Watching ‘The Eichmann Show’ on TV  last week, what appalled me was to learn of a collective suppression of memory, that there could be more than one kind of Holocaust denial, and that the survivors could be surrounded by a strange conspiracy of silence in the heart of their dreamed-for homeland. The dreadful imagery of what the ‘Final Solution’ actually meant, over and over and over, was shockingly and distressingly familiar. In the late 1950’s as a teenager I’d read books like ‘The scourge of the swastika,’ and watched the BBC’s ‘World at war’ , week after week, for half a year, finally being confronted by the nightmare footage of the liberation of Bergen-Belsen by British troops. And my father very quietly saying his brother Alec  had been there. He didn’t say anything else. The grown-ups I knew, whether they’d been in the Forces or not, simply didn’t talk about the war. But maybe that’s when I began to realise that was why my Uncle Alec didn’t talk at all, why he sat wrapped in a dark and unnerving silence. Years later I wrote a poem that tried to make some sense of that silence. And to remind myself about why we have a responsiblity never to be silent, never to forget.

Stoney Lane 1946

Sundays we would walk down Stoney Lane,
hedged with stunted hawthorn, elderberry
laced with rusted wire, bits of scavenged plank;
in the foundry slag that paved the track
I’d pick out lucky stones:  sand-clots fused to twists
of opaque glass, marblings of turquoise,
jade and tourmaline, glossy and random as flints.

The lane ran out in cinders and red ash
at the crossing gate where we would stand,
listen to the humming tracks, see the bright rails
bounce and shiver, the gravel shift, before
the boarded trucks came shuddering past.
Then, mysteriously, the white gates opened
a way across the line and under a great stone arch.

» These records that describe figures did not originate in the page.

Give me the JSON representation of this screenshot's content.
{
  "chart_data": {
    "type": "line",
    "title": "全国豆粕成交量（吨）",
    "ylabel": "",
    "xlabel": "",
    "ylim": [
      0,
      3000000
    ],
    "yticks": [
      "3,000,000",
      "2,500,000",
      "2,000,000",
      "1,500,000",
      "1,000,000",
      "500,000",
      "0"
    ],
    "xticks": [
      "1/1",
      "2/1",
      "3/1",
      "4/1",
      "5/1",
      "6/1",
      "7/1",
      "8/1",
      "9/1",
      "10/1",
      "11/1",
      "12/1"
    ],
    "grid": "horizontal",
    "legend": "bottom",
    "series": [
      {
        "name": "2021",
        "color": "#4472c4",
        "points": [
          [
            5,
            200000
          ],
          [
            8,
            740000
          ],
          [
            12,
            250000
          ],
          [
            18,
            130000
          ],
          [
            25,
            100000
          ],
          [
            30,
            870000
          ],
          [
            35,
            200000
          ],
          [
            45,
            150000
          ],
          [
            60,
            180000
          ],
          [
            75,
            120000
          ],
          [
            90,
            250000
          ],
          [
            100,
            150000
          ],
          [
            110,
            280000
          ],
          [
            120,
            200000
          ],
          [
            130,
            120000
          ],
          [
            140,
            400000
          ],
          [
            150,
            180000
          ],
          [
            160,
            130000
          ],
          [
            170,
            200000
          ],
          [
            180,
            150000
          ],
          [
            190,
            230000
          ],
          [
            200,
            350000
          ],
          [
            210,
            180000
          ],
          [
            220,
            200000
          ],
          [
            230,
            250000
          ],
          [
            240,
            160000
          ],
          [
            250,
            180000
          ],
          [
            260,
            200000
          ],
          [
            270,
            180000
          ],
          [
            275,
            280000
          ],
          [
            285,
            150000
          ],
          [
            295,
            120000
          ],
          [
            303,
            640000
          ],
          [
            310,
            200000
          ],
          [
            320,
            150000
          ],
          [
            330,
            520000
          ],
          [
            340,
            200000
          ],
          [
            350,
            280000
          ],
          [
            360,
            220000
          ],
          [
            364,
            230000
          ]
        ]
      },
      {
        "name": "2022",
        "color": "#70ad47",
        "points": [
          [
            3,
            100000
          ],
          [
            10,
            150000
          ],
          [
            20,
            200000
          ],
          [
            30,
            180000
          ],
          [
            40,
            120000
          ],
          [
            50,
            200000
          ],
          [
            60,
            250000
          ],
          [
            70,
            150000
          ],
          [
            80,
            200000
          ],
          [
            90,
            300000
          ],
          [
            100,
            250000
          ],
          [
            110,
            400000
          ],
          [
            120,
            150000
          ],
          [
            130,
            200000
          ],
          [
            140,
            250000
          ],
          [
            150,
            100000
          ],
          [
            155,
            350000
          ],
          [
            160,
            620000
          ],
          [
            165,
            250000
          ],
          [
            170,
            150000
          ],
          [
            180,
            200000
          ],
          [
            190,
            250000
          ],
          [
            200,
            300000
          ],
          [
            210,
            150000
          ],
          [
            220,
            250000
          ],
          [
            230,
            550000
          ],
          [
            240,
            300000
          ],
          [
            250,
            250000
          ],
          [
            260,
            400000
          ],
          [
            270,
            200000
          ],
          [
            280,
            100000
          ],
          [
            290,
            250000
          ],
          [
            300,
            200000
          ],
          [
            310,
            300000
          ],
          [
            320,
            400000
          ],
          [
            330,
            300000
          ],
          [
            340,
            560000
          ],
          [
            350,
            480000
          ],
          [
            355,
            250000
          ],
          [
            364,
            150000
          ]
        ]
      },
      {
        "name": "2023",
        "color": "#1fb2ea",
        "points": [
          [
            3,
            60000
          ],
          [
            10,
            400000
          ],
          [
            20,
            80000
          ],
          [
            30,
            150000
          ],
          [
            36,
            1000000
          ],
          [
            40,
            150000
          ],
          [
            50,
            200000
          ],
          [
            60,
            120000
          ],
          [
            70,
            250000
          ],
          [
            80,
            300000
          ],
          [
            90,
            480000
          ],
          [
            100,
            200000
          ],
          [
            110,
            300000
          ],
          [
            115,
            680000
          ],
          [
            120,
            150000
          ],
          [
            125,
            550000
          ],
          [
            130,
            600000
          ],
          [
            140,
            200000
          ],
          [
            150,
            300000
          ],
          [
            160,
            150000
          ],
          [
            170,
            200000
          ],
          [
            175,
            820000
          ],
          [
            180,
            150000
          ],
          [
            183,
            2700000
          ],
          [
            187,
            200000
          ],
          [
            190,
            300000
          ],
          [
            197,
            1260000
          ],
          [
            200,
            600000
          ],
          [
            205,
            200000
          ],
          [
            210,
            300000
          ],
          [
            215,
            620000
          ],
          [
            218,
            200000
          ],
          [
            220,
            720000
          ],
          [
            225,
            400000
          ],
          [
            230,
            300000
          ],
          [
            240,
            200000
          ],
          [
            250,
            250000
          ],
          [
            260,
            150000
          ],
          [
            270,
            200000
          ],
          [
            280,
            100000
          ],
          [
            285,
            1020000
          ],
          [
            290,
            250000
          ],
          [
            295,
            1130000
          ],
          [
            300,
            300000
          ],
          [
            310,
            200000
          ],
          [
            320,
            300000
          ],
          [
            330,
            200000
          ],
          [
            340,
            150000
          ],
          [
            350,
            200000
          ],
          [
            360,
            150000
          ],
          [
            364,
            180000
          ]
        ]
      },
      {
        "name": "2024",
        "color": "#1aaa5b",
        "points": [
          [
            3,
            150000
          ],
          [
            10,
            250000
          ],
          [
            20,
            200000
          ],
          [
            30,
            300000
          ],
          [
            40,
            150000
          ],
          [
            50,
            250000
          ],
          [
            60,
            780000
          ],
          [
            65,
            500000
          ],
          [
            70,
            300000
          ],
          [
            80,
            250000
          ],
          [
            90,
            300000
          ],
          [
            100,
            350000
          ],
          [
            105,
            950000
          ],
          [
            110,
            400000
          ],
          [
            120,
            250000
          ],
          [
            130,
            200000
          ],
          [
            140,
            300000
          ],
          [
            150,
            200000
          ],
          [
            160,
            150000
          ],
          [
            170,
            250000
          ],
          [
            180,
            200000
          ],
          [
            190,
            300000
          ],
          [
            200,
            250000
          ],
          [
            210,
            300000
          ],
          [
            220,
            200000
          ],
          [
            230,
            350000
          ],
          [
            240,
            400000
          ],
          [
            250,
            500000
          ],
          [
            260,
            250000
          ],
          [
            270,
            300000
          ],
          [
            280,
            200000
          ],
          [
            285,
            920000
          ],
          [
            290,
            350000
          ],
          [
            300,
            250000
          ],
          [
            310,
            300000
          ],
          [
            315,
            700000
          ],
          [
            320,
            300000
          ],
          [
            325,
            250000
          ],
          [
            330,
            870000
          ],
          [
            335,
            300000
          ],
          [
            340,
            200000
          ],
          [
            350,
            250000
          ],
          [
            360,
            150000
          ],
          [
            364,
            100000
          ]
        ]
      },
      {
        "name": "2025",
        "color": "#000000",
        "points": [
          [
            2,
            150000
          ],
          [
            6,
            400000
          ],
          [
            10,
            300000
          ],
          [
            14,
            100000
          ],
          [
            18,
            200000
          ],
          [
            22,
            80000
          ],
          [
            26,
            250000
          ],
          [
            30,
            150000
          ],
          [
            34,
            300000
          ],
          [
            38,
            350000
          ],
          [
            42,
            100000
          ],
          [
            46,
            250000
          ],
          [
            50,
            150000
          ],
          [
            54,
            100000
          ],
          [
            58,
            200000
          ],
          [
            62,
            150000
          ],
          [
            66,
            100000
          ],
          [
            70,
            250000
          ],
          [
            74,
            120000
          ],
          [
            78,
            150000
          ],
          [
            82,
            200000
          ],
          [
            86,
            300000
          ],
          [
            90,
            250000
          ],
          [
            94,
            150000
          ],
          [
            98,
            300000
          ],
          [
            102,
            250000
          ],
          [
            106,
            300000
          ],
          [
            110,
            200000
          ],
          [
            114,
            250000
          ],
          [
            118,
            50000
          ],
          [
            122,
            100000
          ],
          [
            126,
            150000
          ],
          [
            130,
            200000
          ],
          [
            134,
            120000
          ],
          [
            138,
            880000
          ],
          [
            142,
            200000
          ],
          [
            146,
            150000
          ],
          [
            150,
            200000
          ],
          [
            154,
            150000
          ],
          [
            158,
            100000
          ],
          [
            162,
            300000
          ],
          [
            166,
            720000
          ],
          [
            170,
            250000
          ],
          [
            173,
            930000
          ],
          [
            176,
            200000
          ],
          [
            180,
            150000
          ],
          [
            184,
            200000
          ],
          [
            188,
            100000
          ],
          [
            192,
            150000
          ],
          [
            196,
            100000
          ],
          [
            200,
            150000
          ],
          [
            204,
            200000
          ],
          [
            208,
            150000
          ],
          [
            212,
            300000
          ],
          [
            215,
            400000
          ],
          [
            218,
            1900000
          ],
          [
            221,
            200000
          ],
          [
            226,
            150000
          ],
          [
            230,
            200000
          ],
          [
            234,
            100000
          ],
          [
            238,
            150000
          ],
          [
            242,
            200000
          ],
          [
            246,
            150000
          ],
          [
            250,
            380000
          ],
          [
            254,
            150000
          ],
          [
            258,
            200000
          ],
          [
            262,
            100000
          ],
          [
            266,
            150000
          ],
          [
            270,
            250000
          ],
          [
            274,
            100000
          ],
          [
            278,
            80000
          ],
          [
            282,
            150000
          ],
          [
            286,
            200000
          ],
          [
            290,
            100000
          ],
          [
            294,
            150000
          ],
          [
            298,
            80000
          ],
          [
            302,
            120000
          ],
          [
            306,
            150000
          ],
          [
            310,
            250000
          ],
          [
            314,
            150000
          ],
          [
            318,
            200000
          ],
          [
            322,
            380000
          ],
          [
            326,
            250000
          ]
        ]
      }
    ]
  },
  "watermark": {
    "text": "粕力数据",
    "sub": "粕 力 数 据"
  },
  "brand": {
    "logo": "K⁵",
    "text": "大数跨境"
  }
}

Beyond, the land fell steeply down, then up the moor,
the sky as blue as steelworks glass. Grandma’s house
was in the banking’s shadow, sunless and cold;
dark inside, the horsehair sofa hard and black.
In the leaded range, a fire that smouldered
even on a summer’s day. My grandma at the sink;
my uncle silent in the father’s chair.

Except for small rituals with tobacco tin and Rizlas,
a stained pot of tea, he scarcely ever moved.
His eyes were full of of ghosts: north Africa to Belsen.
A man who never spoke, who knew too much
for which a language had not yet been forged;
ash, and ragged things caught on the wire.
Aged three, I got lucky stones from furnace fire.

 

Bergen-Belsen was the only concentration camp taken by the British and the soldiers were unprepared for what they found there. In fact most of the details did not appear in the media until a couple of days after the liberation when the first medical team arrived. Mass graves were dug to hold up to 5,000 corpses at a time.

Leslie H Hardman

The British Army rabbi, Leslie H. Hardman says kaddish at one of the graves

The mass evacuation of the camp began on 21 April. Prisoners with any hope of survival were moved to an emergency hospital. British medical students responded to an appeal from the Ministry of Health to go to Germany and help in the treatment of prisoners. Photographs and a film taken at the camp and published in the media brought home the full horror of life in Belsen. German civilians living near to the camp were taken to see what had gone on inside. The last hut in the camp was burned to the ground on 21 May 1945. Today the camp is a landscaped park.